This is a story we need to learn and one that historians need to teach.  I began this paper by invoking the title of our session; let me conclude by invoking my own title, “The Poverty of Power,” which I have borrowed from Barry Commoner, who was an active and tireless opponent of American energy policy during the 1970s.  Just prior to the energy crisis, Commoner warned: “We are living in a false prosperity.  Our burgeoning industry and agriculture has produced lots of food, many cars, huge amounts of power, and fancy new chemical substitutes.  But for all these goods we have been paying a hidden price.”  That price, Commoner argued, was the destruction of the ecological system that supported not only human existence, but also—ironically—the very industries that threatened it.  “What this tells us,” he surmised, “is that our system of productivity is at the heart of the environmental problem.”[23]  By the 1970s, Commoner was a veteran of social and environmental activism, and he very consciously recognized that government and business needed to have environmental destruction explained in economic terms in order to be swayed by the gravity of the situation.  Even before Earth Day, Commoner was conscious of this, and in a 1969 address at the 11th annual meeting of the National Association of Business Economists, he translated the environmental crisis into economic terms:

“The environment makes up a huge, enormously complex living machine—the ecosphere—and on the integrity and proper functioning of that machine depends every human activity, including technology.  Without the photosynthetic activity of green plants there would be no oxygen for our smelters and furnaces, let alone to support human and animal life.  Without the action of plants and animals in aquatic systems, we can have no pure water to supply agriculture, industry, and the cities.  Without the biological processes that have gone on in the soil for thousands of years, we would have neither food, crops, oil, nor coal.  This machine is our biological capital, the basic apparatus on which our total productivity depends.  If we destroy it, our most advanced technology will come to naught and any economic and political system which depends on it will founder.  Yet the major threat to the integrity of this biological capital is technology itself.”[24]

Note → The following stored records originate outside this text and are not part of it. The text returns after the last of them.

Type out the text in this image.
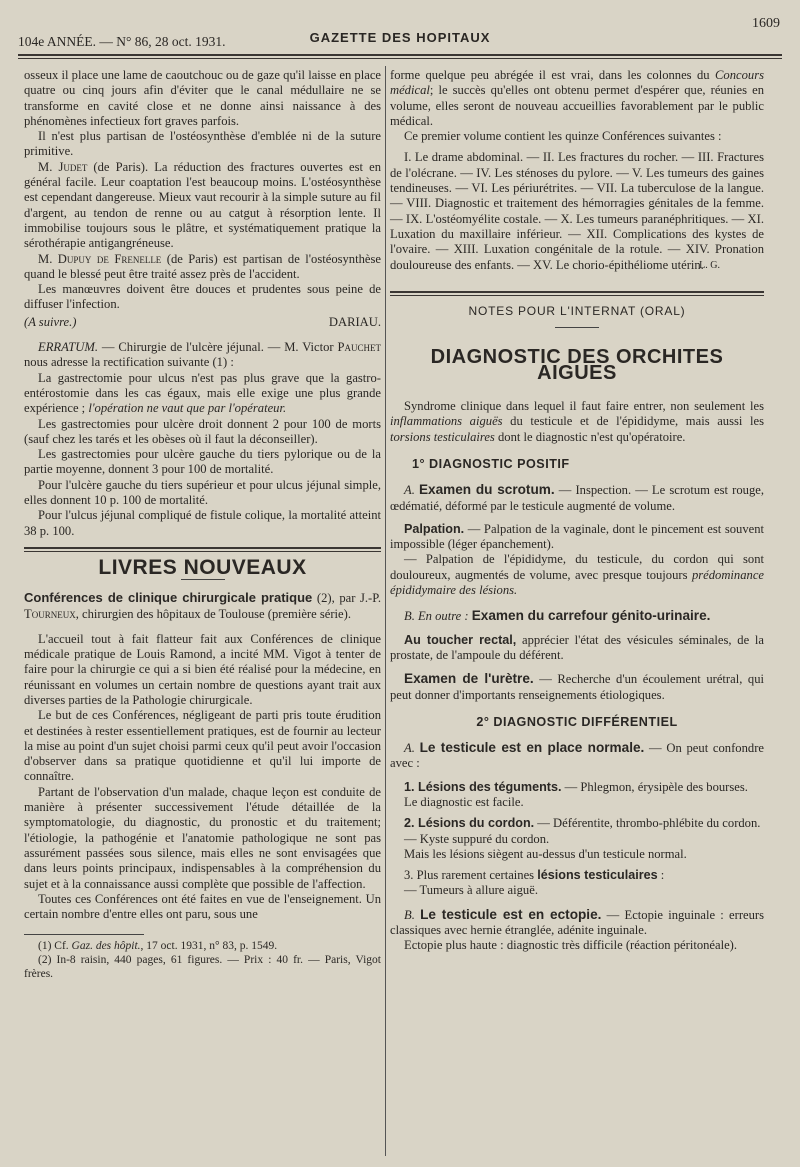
104e ANNÉE. — N° 86, 28 oct. 1931.	GAZETTE DES HOPITAUX
1609

osseux il place une lame de caoutchouc ou de gaze qu'il laisse en place quatre ou cinq jours afin d'éviter que le canal médullaire ne se transforme en cavité close et ne donne ainsi naissance à des phénomènes infectieux fort graves parfois.

Il n'est plus partisan de l'ostéosynthèse d'emblée ni de la suture primitive.

M. Judet (de Paris). La réduction des fractures ouvertes est en général facile. Leur coaptation l'est beaucoup moins. L'ostéosynthèse est cependant dangereuse. Mieux vaut recourir à la simple suture au fil d'argent, au tendon de renne ou au catgut à résorption lente. Il immobilise toujours sous le plâtre, et systématiquement pratique la sérothérapie antigangréneuse.

M. Dupuy de Frenelle (de Paris) est partisan de l'ostéosynthèse quand le blessé peut être traité assez près de l'accident.

Les manœuvres doivent être douces et prudentes sous peine de diffuser l'infection.

(A suivre.)	DARIAU.

ERRATUM. — Chirurgie de l'ulcère jéjunal. — M. Victor Pauchet nous adresse la rectification suivante (1) :

La gastrectomie pour ulcus n'est pas plus grave que la gastro-entérostomie dans les cas égaux, mais elle exige une plus grande expérience ; l'opération ne vaut que par l'opérateur.

Les gastrectomies pour ulcère droit donnent 2 pour 100 de morts (sauf chez les tarés et les obèses où il faut la déconseiller).

Les gastrectomies pour ulcère gauche du tiers pylorique ou de la partie moyenne, donnent 3 pour 100 de mortalité.

Pour l'ulcère gauche du tiers supérieur et pour ulcus jéjunal simple, elles donnent 10 p. 100 de mortalité.

Pour l'ulcus jéjunal compliqué de fistule colique, la mortalité atteint 38 p. 100.

LIVRES NOUVEAUX

Conférences de clinique chirurgicale pratique (2), par J.-P. Tourneux, chirurgien des hôpitaux de Toulouse (première série).

L'accueil tout à fait flatteur fait aux Conférences de clinique médicale pratique de Louis Ramond, a incité MM. Vigot à tenter de faire pour la chirurgie ce qui a si bien été réalisé pour la médecine, en réunissant en volumes un certain nombre de questions ayant trait aux diverses parties de la Pathologie chirurgicale.

Le but de ces Conférences, négligeant de parti pris toute érudition et destinées à rester essentiellement pratiques, est de fournir au lecteur la mise au point d'un sujet choisi parmi ceux qu'il peut avoir l'occasion d'observer dans sa pratique quotidienne et qu'il lui importe de connaître.

Partant de l'observation d'un malade, chaque leçon est conduite de manière à présenter successivement l'étude détaillée de la symptomatologie, du diagnostic, du pronostic et du traitement; l'étiologie, la pathogénie et l'anatomie pathologique ne sont pas assurément passées sous silence, mais elles ne sont envisagées que dans leurs points principaux, indispensables à la compréhension du sujet et à la connaissance aussi complète que possible de l'affection.

Toutes ces Conférences ont été faites en vue de l'enseignement. Un certain nombre d'entre elles ont paru, sous une

(1) Cf. Gaz. des hôpit., 17 oct. 1931, n° 83, p. 1549.

(2) In-8 raisin, 440 pages, 61 figures. — Prix : 40 fr. — Paris, Vigot frères.

forme quelque peu abrégée il est vrai, dans les colonnes du Concours médical; le succès qu'elles ont obtenu permet d'espérer que, réunies en volume, elles seront de nouveau accueillies favorablement par le public médical.

Ce premier volume contient les quinze Conférences suivantes :

I. Le drame abdominal. — II. Les fractures du rocher. — III. Fractures de l'olécrane. — IV. Les sténoses du pylore. — V. Les tumeurs des gaines tendineuses. — VI. Les périurétrites. — VII. La tuberculose de la langue. — VIII. Diagnostic et traitement des hémorragies génitales de la femme. — IX. L'ostéomyélite costale. — X. Les tumeurs paranéphritiques. — XI. Luxation du maxillaire inférieur. — XII. Complications des kystes de l'ovaire. — XIII. Luxation congénitale de la rotule. — XIV. Pronation douloureuse des enfants. — XV. Le chorio-épithéliome utérin.

L. G.

NOTES POUR L'INTERNAT (ORAL)
DIAGNOSTIC DES ORCHITES AIGUES

Syndrome clinique dans lequel il faut faire entrer, non seulement les inflammations aiguës du testicule et de l'épididyme, mais aussi les torsions testiculaires dont le diagnostic n'est qu'opératoire.

1° DIAGNOSTIC POSITIF

A. Examen du scrotum. — Inspection. — Le scrotum est rouge, œdématié, déformé par le testicule augmenté de volume.

Palpation. — Palpation de la vaginale, dont le pincement est souvent impossible (léger épanchement).

— Palpation de l'épididyme, du testicule, du cordon qui sont douloureux, augmentés de volume, avec presque toujours prédominance épididymaire des lésions.

B. En outre : Examen du carrefour génito-urinaire.

Au toucher rectal, apprécier l'état des vésicules séminales, de la prostate, de l'ampoule du déférent.

Examen de l'urètre. — Recherche d'un écoulement urétral, qui peut donner d'importants renseignements étiologiques.

2° DIAGNOSTIC DIFFÉRENTIEL

A. Le testicule est en place normale. — On peut confondre avec :

1. Lésions des téguments. — Phlegmon, érysipèle des bourses.

Le diagnostic est facile.

2. Lésions du cordon. — Déférentite, thrombo-phlébite du cordon.

— Kyste suppuré du cordon.

Mais les lésions siègent au-dessus d'un testicule normal.

3. Plus rarement certaines lésions testiculaires :

— Tumeurs à allure aiguë.

B. Le testicule est en ectopie. — Ectopie inguinale : erreurs classiques avec hernie étranglée, adénite inguinale.

Ectopie plus haute : diagnostic très difficile (réaction péritonéale).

The message was ecological, but it was also unmistakably and profoundly economic.  And it was a damning indictment of the industrial forces behind the technological revolution.  Commoner summarized these ideas in The Closing Circle.  “Environmental problems seem to have an uncanny way of penetrating to the core of those issues that most gravely burden the modern world,” he told his readers.  “There are powerful links between the environmental crisis and the troublesome, conflicting demands on the earth’s resources and on the wealth created from them by society.”[25]  In this context, environmental history does not directly help us with solving the problem at hand, but it ensures that we ask the right questions.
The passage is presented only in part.